OCC Bulletin 2020-5| January 16, 2020

Cybersecurity: Joint Statement on Heightened Cybersecurity Risk

To

Chief Executive Officers of All National Banks, Federal Savings Associations, and Federal Branches and Agencies; Department and Division Heads; All Examining Personnel; and Other Interested Parties

Summary

The Office of the Comptroller of the Currency (OCC) and the Federal Deposit Insurance Corporation (FDIC) today issued a joint statement on heightened cybersecurity risk to remind supervised financial institutions of sound cybersecurity risk management principles. These principles elaborate on standards in the Interagency Guidelines Establishing Information Security Standards1 and in resources provided by the Federal Financial Institutions Examination Council (FFIEC) members, such as the joint statement on destructive malware2 issued in March 2015.

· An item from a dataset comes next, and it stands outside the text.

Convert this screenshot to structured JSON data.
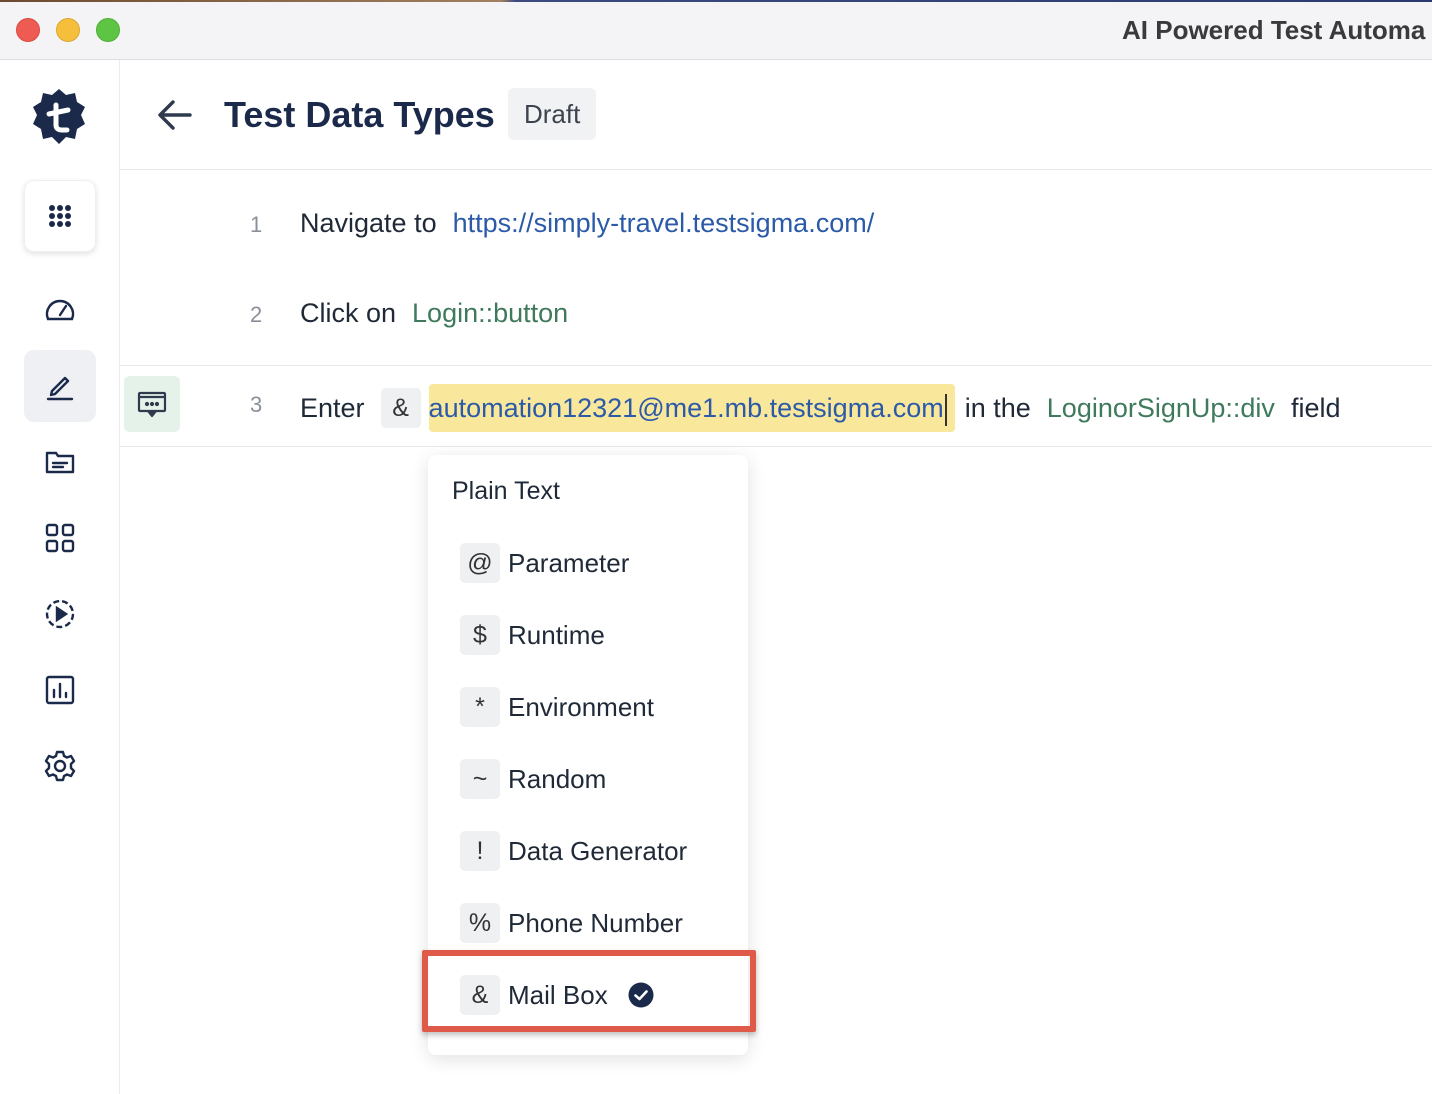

When national banks, federal savings associations, and federal branches and agencies of foreign banking organizations (collectively, banks) apply these principles and risk mitigation techniques, they reduce the risk of a cyber attack’s success and minimize the negative impacts of a successful disruptive and destructive cyber attack. While preventive controls are important, bank management should be prepared for a worst-case scenario and maintain sufficient business continuity planning processes for the rapid recovery, resumption, and maintenance of bank operations.

Note for Community Banks

This guidance applies to all OCC-supervised banks. Community banks should test their incident response and business continuity plans and understand their responsibilities in the event of cyber attacks at their banks or involving their third-party service providers.

Highlights

The joint statement issued today states that implementing and maintaining effective cybersecurity controls is critical to protecting banks from malicious activity, especially in periods of heightened risk. Sound risk management for cybersecurity includes the following:

  • Response and resilience capabilities: Review, update, and test incident response and business continuity plans.
  • Authentication: Protect against unauthorized access.
  • System configuration: Securely configure systems and services.

The joint statement provides examples of cybersecurity and information technology risk management practices and controls important to safeguard against threats, especially from ransom and other destructive malware.

Further Information

Please contact Kevin Greenfield, Deputy Comptroller for Operational Risk, at (202) 649-6550.

 

Grovetta N. Gardineer
Senior Deputy Comptroller for Bank Supervision Policy

Related Link

1 Refer to 12 CFR 30, appendix B (OCC), and 12 CFR 364, appendix B (FDIC).

2 Refer to OCC Bulletin 2015-20, "Cybersecurity: Destructive Malware Joint Statement."